Publié le par Adriana Evangelizt






Les méduses pullulent: aux armes!



par Etienne Dubuis



Alerte mondiale aux envahisseurs.La prolifération générale de ces gélatineux pose le problème de la gestion des écosystèmes marins.


Les hommes n'aiment pas les méduses mais les méduses adorent les hommes. Ou, plutôt, elles se plaisent infiniment en leur compagnie. Et comment en serait-il autrement? Elles se régalent de leurs excès. La surpêche, qui réduit des populations entières de poissons et de tortues? La pollution des mers aux nitrates, aux phosphates et aux engrais agricoles, qui laminent moult espèces? Ces animaux primitifs au fonctionnement très particulier en profitent pour proliférer. 
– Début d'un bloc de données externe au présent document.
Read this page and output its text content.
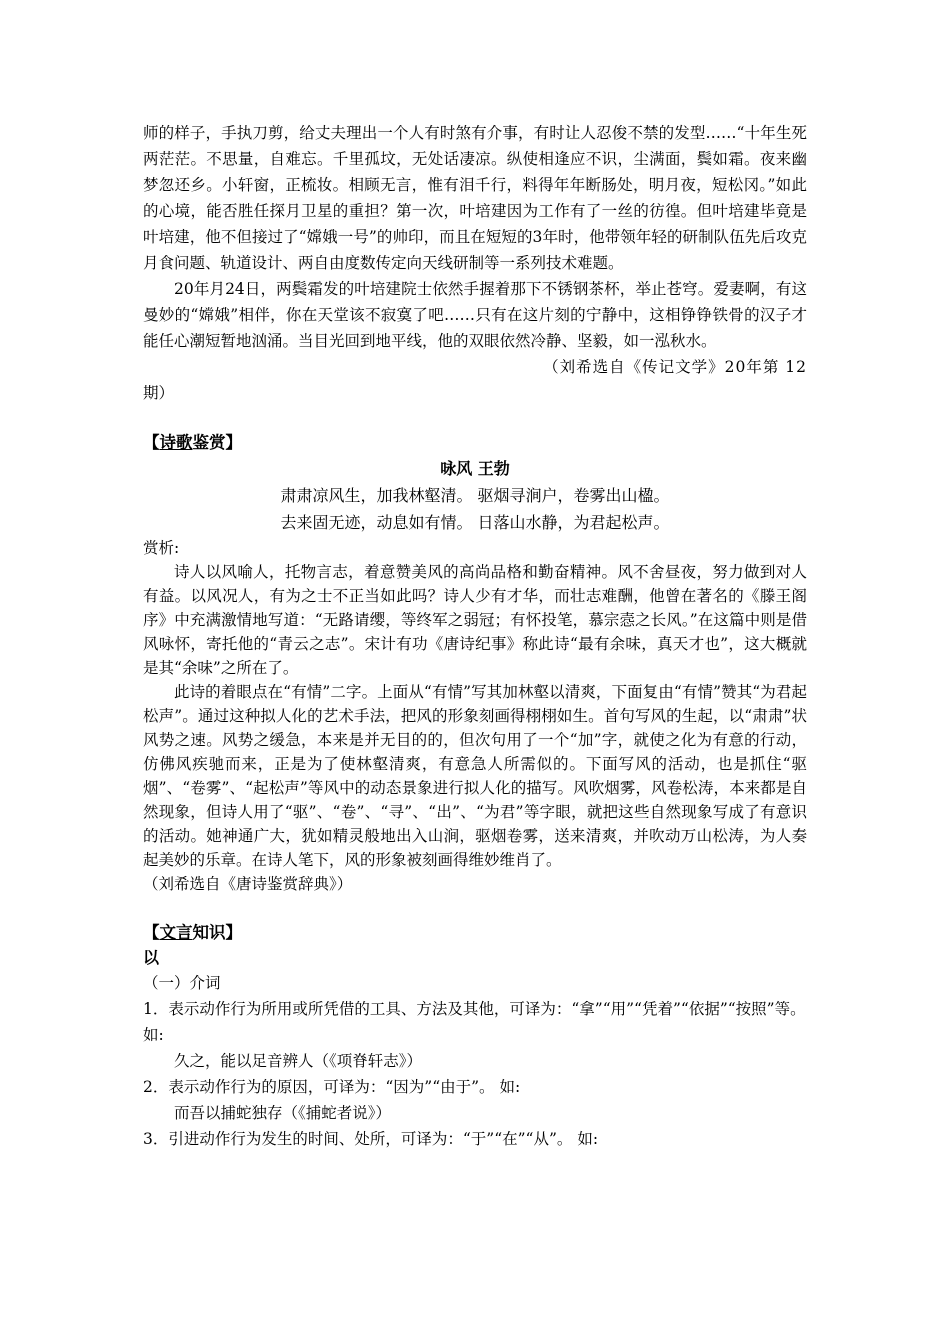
师的样子，手执刀剪，给丈夫理出一个人有时煞有介事，有时让人忍俊不禁的发型……“十年生死两茫茫。不思量，自难忘。千里孤坟，无处话凄凉。纵使相逢应不识，尘满面，鬓如霜。夜来幽梦忽还乡。小轩窗，正梳妆。相顾无言，惟有泪千行，料得年年断肠处，明月夜，短松冈。”如此的心境，能否胜任探月卫星的重担？第一次，叶培建因为工作有了一丝的彷徨。但叶培建毕竟是叶培建，他不但接过了“嫦娥一号”的帅印，而且在短短的3年时，他带领年轻的研制队伍先后攻克月食问题、轨道设计、两自由度数传定向天线研制等一系列技术难题。

20年月24日，两鬓霜发的叶培建院士依然手握着那下不锈钢茶杯，举止苍穹。爱妻啊，有这曼妙的“嫦娥”相伴，你在天堂该不寂寞了吧……只有在这片刻的宁静中，这相铮铮铁骨的汉子才能任心潮短暂地汹涌。当目光回到地平线，他的双眼依然冷静、坚毅，如一泓秋水。

（刘希选自《传记文学》20年第 12

期）

【诗歌鉴赏】

咏风 王勃

肃肃凉风生，加我林壑清。 驱烟寻涧户，卷雾出山楹。

去来固无迹，动息如有情。 日落山水静，为君起松声。

赏析:

诗人以风喻人，托物言志，着意赞美风的高尚品格和勤奋精神。风不舍昼夜，努力做到对人有益。以风况人，有为之士不正当如此吗？诗人少有才华，而壮志难酬，他曾在著名的《滕王阁序》中充满激情地写道：“无路请缨，等终军之弱冠；有怀投笔，慕宗悫之长风。”在这篇中则是借风咏怀，寄托他的“青云之志”。宋计有功《唐诗纪事》称此诗“最有余味，真天才也”，这大概就是其“余味”之所在了。

此诗的着眼点在“有情”二字。上面从“有情”写其加林壑以清爽，下面复由“有情”赞其“为君起松声”。通过这种拟人化的艺术手法，把风的形象刻画得栩栩如生。首句写风的生起，以“肃肃”状风势之速。风势之缓急，本来是并无目的的，但次句用了一个“加”字，就使之化为有意的行动，仿佛风疾驰而来，正是为了使林壑清爽，有意急人所需似的。下面写风的活动，也是抓住“驱烟”、“卷雾”、“起松声”等风中的动态景象进行拟人化的描写。风吹烟雾，风卷松涛，本来都是自然现象，但诗人用了“驱”、“卷”、“寻”、“出”、“为君”等字眼，就把这些自然现象写成了有意识的活动。她神通广大，犹如精灵般地出入山涧，驱烟卷雾，送来清爽，并吹动万山松涛，为人奏起美妙的乐章。在诗人笔下，风的形象被刻画得维妙维肖了。

（刘希选自《唐诗鉴赏辞典》）

【文言知识】

以

（一）介词

1．表示动作行为所用或所凭借的工具、方法及其他，可译为：“拿”“用”“凭着”“依据”“按照”等。如:

久之，能以足音辨人（《项脊轩志》）

2．表示动作行为的原因，可译为：“因为”“由于”。 如:

而吾以捕蛇独存（《捕蛇者说》）

3．引进动作行为发生的时间、处所，可译为：“于”“在”“从”。 如:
  L'alerte est mondiale. De l'Atlantique au Pacifique, de la mer Méditerranée à la mer de Chine: partout les méduses se multiplient. Les océanologues en ont même repéré au large de l'Alaska et de l'Antarctique, dans des eaux froides où elles étaient jusqu'ici absentes. «Il y en a davantage, dans davantage d'endroits. Et là où elles apparaissent, elles restent plus longtemps, observe Delphine Thibault-Botha, maître de conférence à l'Université de la Méditerranée à Marseille. A Hawaii, par exemple, où elles se manifestaient jusqu'ici à un rythme périodique pendant quarante-huit à septante-deux heures, elles le font désormais durant trois à cinq jours.»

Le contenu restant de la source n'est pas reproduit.